Moto3クラスではブラッド・ビンダー(KTM)が好スタートでレースをリードするが、転倒、代わってトップに立ったジョン・マクフィー(プジョー)が優勝した。マクフィーはグランプリ初優勝、2位にホルヘ・マルティン(マヒンドラ)、3位にファビオ・ディ・ジャンアントニオ(ホンダ)が入賞。鈴木竜生(マヒンドラ)は13位に入賞した。
■後半戦でヤマハルーキー勢の勢いが続くか?
MotoGPクラスの前半戦は、9戦で5人のウイナーが誕生する混戦となった。
前半戦最多の3勝を記録しているマーベリック・ビニャーレス(ヤマハ)は、開幕2連勝を飾り、好調なスタートを切ったが、フランスGPで3勝目を記録したものの、カタルーニャGP以降は表彰台を逃し、ランキング2番手で前半戦を終えた。
代わって前半戦最後のレースとなったドイツGPで2勝目を記録したマルク・マルケス(ホンダ)がランキングトップで前半戦を終了。しかし、2番手のビニャーレスとのポイント差は5ポイントと僅差だ。
イタリアGP、カタルーニャGPと連勝を飾ったアンドレア・ドビジオーゾ(ドゥカティ)は、ビニャーレスが転倒ノーポイントに終わったオランダGPでランキングトップに浮上するも、ドイツGPを8位で終わり、前半戦終了時点ではランキング3番手に後退。ただし、ビニャーレスとの差はわずか1ポイント差。そして、オランダGPで今シーズン初優勝を飾ったバレンティーノ・ロッシ(ヤマハ)はドビジオーゾから4ポイント差のランキング4番手に続いており、ランキングトップのマルケスから4番手のロッシまでの差は10ポイントしかない。

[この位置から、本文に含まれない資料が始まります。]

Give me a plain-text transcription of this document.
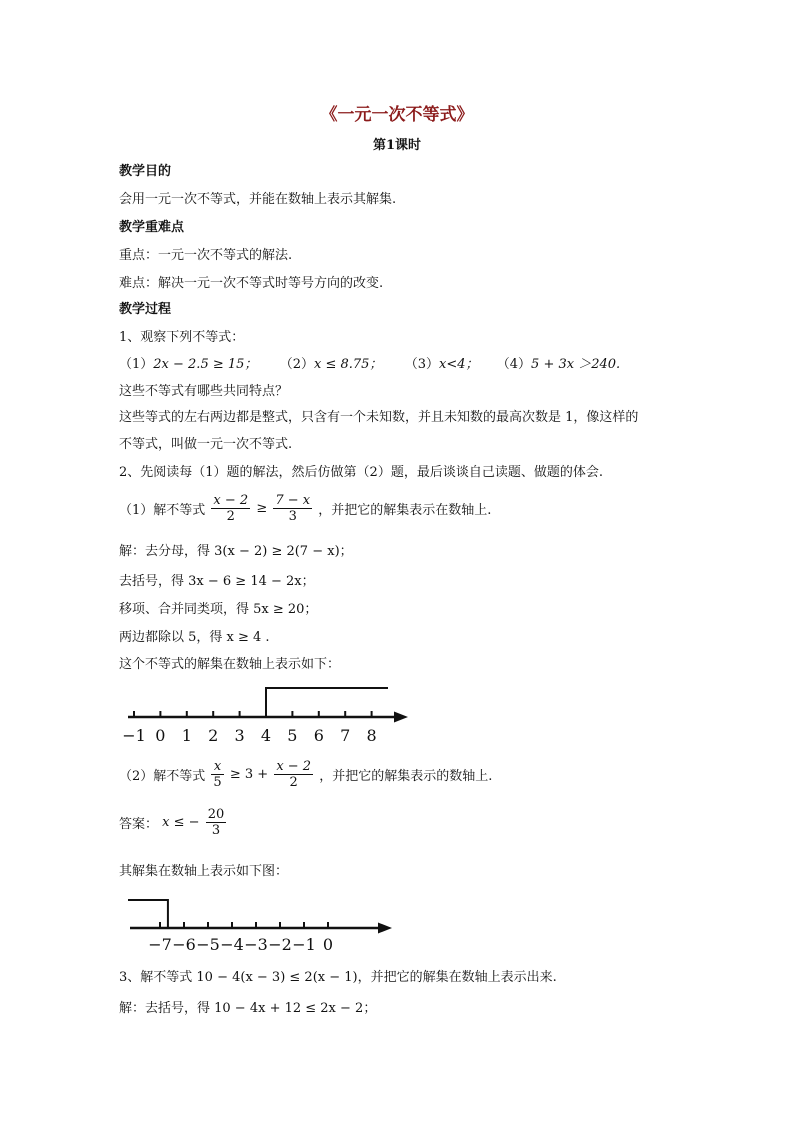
《一元一次不等式》
第1课时
教学目的
会用一元一次不等式，并能在数轴上表示其解集.
教学重难点
重点：一元一次不等式的解法.
难点：解决一元一次不等式时等号方向的改变.
教学过程
1、观察下列不等式：
（1）2x − 2.5 ≥ 15； （2）x ≤ 8.75； （3）x<4； （4）5 + 3x ＞240.
这些不等式有哪些共同特点？
这些等式的左右两边都是整式，只含有一个未知数，并且未知数的最高次数是 1，像这样的
不等式，叫做一元一次不等式.
2、先阅读每（1）题的解法，然后仿做第（2）题，最后谈谈自己读题、做题的体会.
（1）解不等式 $\frac{x - 2}{2} \ge \frac{7 - x}{3}$ ，并把它的解集表示在数轴上.
解：去分母，得 3(x − 2) ≥ 2(7 − x)；
去括号，得 3x − 6 ≥ 14 − 2x；
移项、合并同类项，得 5x ≥ 20；
两边都除以 5，得 x ≥ 4 .
这个不等式的解集在数轴上表示如下：
−1 0 1 2 3 4 5 6 7 8
（2）解不等式 $\frac{x}{5} \ge 3 + \frac{x - 2}{2}$ ，并把它的解集表示的数轴上.
答案： x ≤ − $\frac{20}{3}$
其解集在数轴上表示如下图：
−7 −6 −5 −4 −3 −2 −1 0
3、解不等式 10 − 4(x − 3) ≤ 2(x − 1)，并把它的解集在数轴上表示出来.
解：去括号，得 10 − 4x + 12 ≤ 2x − 2；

ウエットコンディションの難しいレースとなった昨年のチェコGP決勝では、タイヤチョイスに成功したカル・クラッチロー(ホンダ)がMotoGPクラス初優勝を達成。ロッシが2位、マルケスが3位に入賞している。マルケスはドライの予選ではポールポジションを獲得、ベテランのロッシはブルノのMotoGPクラスでは最多となる通算5勝を記録した経験を持っている。
ブルノは長年、グランプリが開催されてきたコースだけに、各ライダーともコースを熟知している。前半戦で表彰台を獲得した経験を持つヨハン・ザルコ(ヤマハ)、ジョナス・フォルガー(ヤマハ)のルーキー勢の勢いが後半戦でも発揮されるのかに注目だ。
約1カ月のサマーブレイクを経て、勢力図は変わるのか、前半戦と同様に混戦模様が続くのか、チェコGPは今年のチャンピオンシップを占う重要な一戦となる。